Ayuh,... Any chance the snowplow plowed up a chunk of clay dirt in that area,..??


----------



## de-nagorg (Feb 23, 2014)

Maybe some accumulated dirt fell from under your auto, and got pushed close to the building.

Is there signs of a rodent digging at the foundation there, the picture don't show a hole from this angle.


ED


----------



## redlady (Aug 8, 2012)

de-nagorg said:


> Maybe some accumulated dirt fell from under your auto, and got pushed close to the building.
> 
> Is there signs of a rodent digging at the foundation there, the picture don't show a hole from this angle.
> 
> ...


I don't see any hole. I told my husband to just dig the stuff away so we can see if there's anything there, but he wanted to show it an exterminator first to determine if it looks like anything an animal or pest would do. We just bought this house a few months ago, so we don't know what might be around here. 

And when snow was taken away, it was hand shoveled by a local kid; no plows were used.
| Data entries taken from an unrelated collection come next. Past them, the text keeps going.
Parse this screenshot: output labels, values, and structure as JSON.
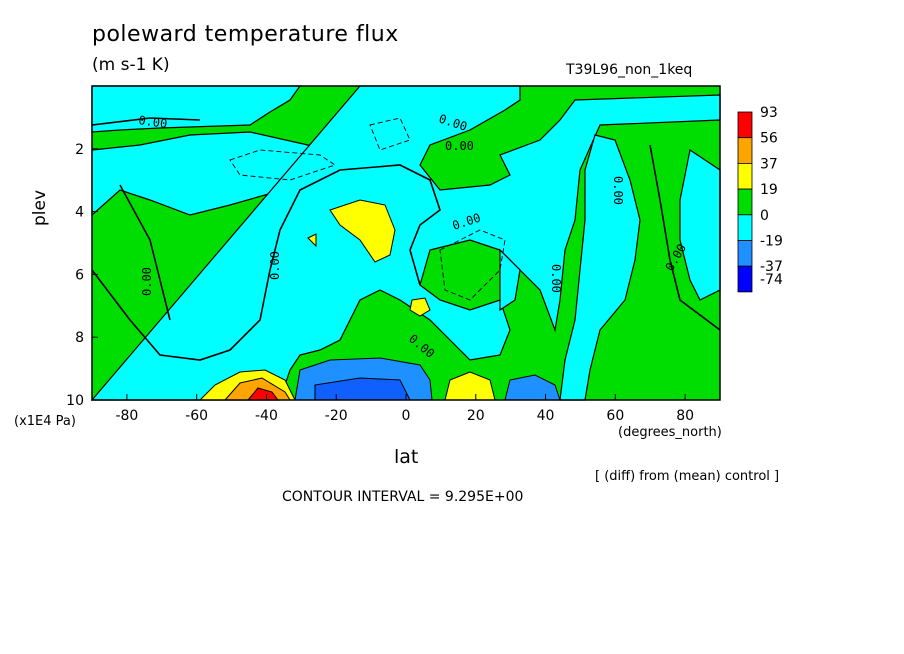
{
  "header": {
    "title": "poleward temperature flux",
    "units": "(m s-1 K)",
    "run": "T39L96_non_1keq"
  },
  "footer": {
    "contour_interval": "CONTOUR INTERVAL = 9.295E+00",
    "diff_note": "[ (diff) from (mean) control ]"
  },
  "chart_data": {
    "type": "heatmap",
    "title": "poleward temperature flux",
    "subtitle": "(m s-1 K)",
    "xlabel": "lat",
    "x_units": "(degrees_north)",
    "ylabel": "plev",
    "y_units": "(x1E4 Pa)",
    "xlim": [
      -90,
      90
    ],
    "ylim": [
      10,
      0
    ],
    "x_ticks": [
      -80,
      -60,
      -40,
      -20,
      0,
      20,
      40,
      60,
      80
    ],
    "y_ticks": [
      2,
      4,
      6,
      8,
      10
    ],
    "contour_labels": [
      "0.00"
    ],
    "colorbar": {
      "levels": [
        "93",
        "56",
        "37",
        "19",
        "0",
        "-19",
        "-37",
        "-74"
      ],
      "colors": [
        "#ff0000",
        "#ffa500",
        "#ffff00",
        "#00dd00",
        "#00ffff",
        "#1e90ff",
        "#0000ff"
      ]
    },
    "regions": [
      {
        "kind": "warm",
        "label": "19",
        "center": [
          -15,
          4.3
        ]
      },
      {
        "kind": "warm",
        "label": "56",
        "center": [
          -40,
          9.8
        ]
      },
      {
        "kind": "warm",
        "label": "19",
        "center": [
          20,
          9.6
        ]
      },
      {
        "kind": "cold",
        "label": "-37",
        "center": [
          -15,
          9.5
        ]
      },
      {
        "kind": "cold",
        "label": "-19",
        "center": [
          38,
          9.6
        ]
      }
    ]
  }
}
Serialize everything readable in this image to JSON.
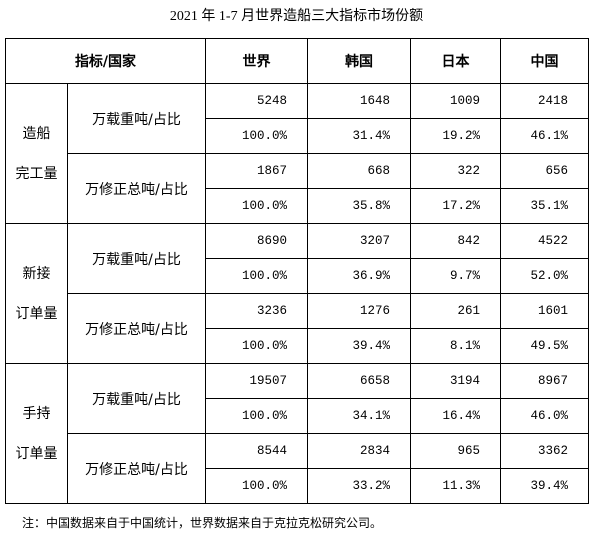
{
  "title": "2021 年 1-7 月世界造船三大指标市场份额",
  "table": {
    "header": [
      "指标/国家",
      "世界",
      "韩国",
      "日本",
      "中国"
    ],
    "groups": [
      {
        "label": [
          "造船",
          "完工量"
        ],
        "rows": [
          {
            "unit": "万载重吨/占比",
            "values": [
              "5248",
              "1648",
              "1009",
              "2418"
            ],
            "shares": [
              "100.0%",
              "31.4%",
              "19.2%",
              "46.1%"
            ]
          },
          {
            "unit": "万修正总吨/占比",
            "values": [
              "1867",
              "668",
              "322",
              "656"
            ],
            "shares": [
              "100.0%",
              "35.8%",
              "17.2%",
              "35.1%"
            ]
          }
        ]
      },
      {
        "label": [
          "新接",
          "订单量"
        ],
        "rows": [
          {
            "unit": "万载重吨/占比",
            "values": [
              "8690",
              "3207",
              "842",
              "4522"
            ],
            "shares": [
              "100.0%",
              "36.9%",
              "9.7%",
              "52.0%"
            ]
          },
          {
            "unit": "万修正总吨/占比",
            "values": [
              "3236",
              "1276",
              "261",
              "1601"
            ],
            "shares": [
              "100.0%",
              "39.4%",
              "8.1%",
              "49.5%"
            ]
          }
        ]
      },
      {
        "label": [
          "手持",
          "订单量"
        ],
        "rows": [
          {
            "unit": "万载重吨/占比",
            "values": [
              "19507",
              "6658",
              "3194",
              "8967"
            ],
            "shares": [
              "100.0%",
              "34.1%",
              "16.4%",
              "46.0%"
            ]
          },
          {
            "unit": "万修正总吨/占比",
            "values": [
              "8544",
              "2834",
              "965",
              "3362"
            ],
            "shares": [
              "100.0%",
              "33.2%",
              "11.3%",
              "39.4%"
            ]
          }
        ]
      }
    ]
  },
  "footnote": "注：中国数据来自于中国统计，世界数据来自于克拉克松研究公司。"
}
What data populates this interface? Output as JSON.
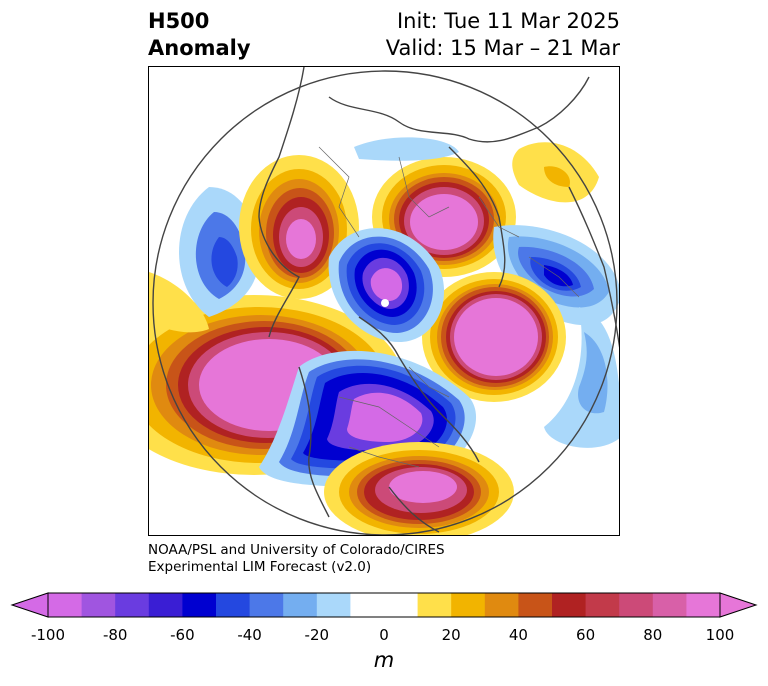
{
  "header": {
    "title_line1": "H500",
    "title_line2": "Anomaly",
    "init_text": "Init: Tue 11 Mar 2025",
    "valid_text": "Valid: 15 Mar – 21 Mar"
  },
  "credit": {
    "line1": "NOAA/PSL and University of Colorado/CIRES",
    "line2": "Experimental LIM Forecast (v2.0)"
  },
  "colorbar": {
    "unit": "m",
    "ticks": [
      "-100",
      "-80",
      "-60",
      "-40",
      "-20",
      "0",
      "20",
      "40",
      "60",
      "80",
      "100"
    ],
    "colors": [
      "#d46ae6",
      "#a055e0",
      "#6a3ce0",
      "#3a1ed4",
      "#0000d0",
      "#2448e0",
      "#4c78e8",
      "#74aef0",
      "#aad8fa",
      "#ffffff",
      "#ffffff",
      "#ffe04a",
      "#f2b400",
      "#e08a10",
      "#c85418",
      "#b02222",
      "#c23a4a",
      "#cc4a78",
      "#d860a8",
      "#e676d8"
    ]
  },
  "map": {
    "description_icons": [
      "coastline-outline",
      "country-borders"
    ],
    "anomalies": [
      {
        "sign": "positive",
        "magnitude": 100,
        "region": "north-pacific"
      },
      {
        "sign": "positive",
        "magnitude": 90,
        "region": "eastern-north-america"
      },
      {
        "sign": "positive",
        "magnitude": 80,
        "region": "north-atlantic"
      },
      {
        "sign": "positive",
        "magnitude": 80,
        "region": "eastern-siberia"
      },
      {
        "sign": "positive",
        "magnitude": 80,
        "region": "central-asia"
      },
      {
        "sign": "positive",
        "magnitude": 80,
        "region": "southeastern-united-states"
      },
      {
        "sign": "negative",
        "magnitude": -70,
        "region": "central-arctic"
      },
      {
        "sign": "negative",
        "magnitude": -70,
        "region": "western-north-america"
      },
      {
        "sign": "negative",
        "magnitude": -70,
        "region": "europe"
      },
      {
        "sign": "negative",
        "magnitude": -50,
        "region": "east-asia"
      },
      {
        "sign": "positive",
        "magnitude": 20,
        "region": "north-africa"
      }
    ]
  }
}
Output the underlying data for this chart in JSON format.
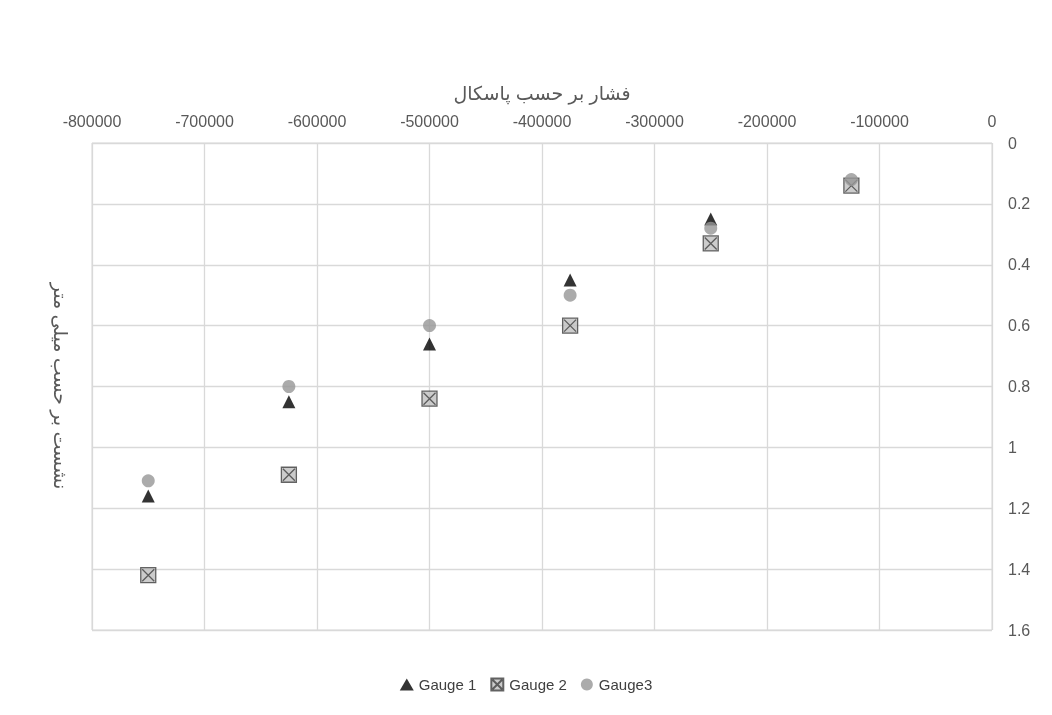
{
  "chart_data": {
    "type": "scatter",
    "xlabel": "فشار بر حسب پاسکال",
    "ylabel": "نشست بر حسب میلی متر",
    "x": [
      -750000,
      -625000,
      -500000,
      -375000,
      -250000,
      -125000
    ],
    "series": [
      {
        "name": "Gauge 1",
        "color": "#000000",
        "marker": "triangle",
        "values": [
          1.16,
          0.85,
          0.66,
          0.45,
          0.25,
          null
        ]
      },
      {
        "name": "Gauge 2",
        "color": "#bfbfbf",
        "marker": "cross",
        "values": [
          1.42,
          1.09,
          0.84,
          0.6,
          0.33,
          0.14
        ]
      },
      {
        "name": "Gauge3",
        "color": "#969696",
        "marker": "circle",
        "values": [
          1.11,
          0.8,
          0.6,
          0.5,
          0.28,
          0.12
        ]
      }
    ],
    "xlim": [
      -800000,
      0
    ],
    "xticks": [
      -800000,
      -700000,
      -600000,
      -500000,
      -400000,
      -300000,
      -200000,
      -100000,
      0
    ],
    "ylim": [
      1.6,
      0
    ],
    "yticks": [
      0,
      0.2,
      0.4,
      0.6,
      0.8,
      1,
      1.2,
      1.4,
      1.6
    ],
    "grid": true,
    "legend": "bottom"
  }
}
Thanks much for your insights.


----------



## Patrick Crosby (Mar 19, 2016)

Looks as though a critter is burrowed under the pad.Maybe Groundhog or Chipmunk.


----------



## mathmonger (Dec 27, 2012)

Look up too. If there is no holein the ground, maybe mud wasps or some kind of bird building a nest under the eave.


----------



## Gymschu (Dec 12, 2010)

Patrick Crosby said:


> Looks as though a critter is burrowed under the pad.Maybe Groundhog or Chipmunk.


Groundhog would be my guess. That looks like dirt debris from one of their digs.


----------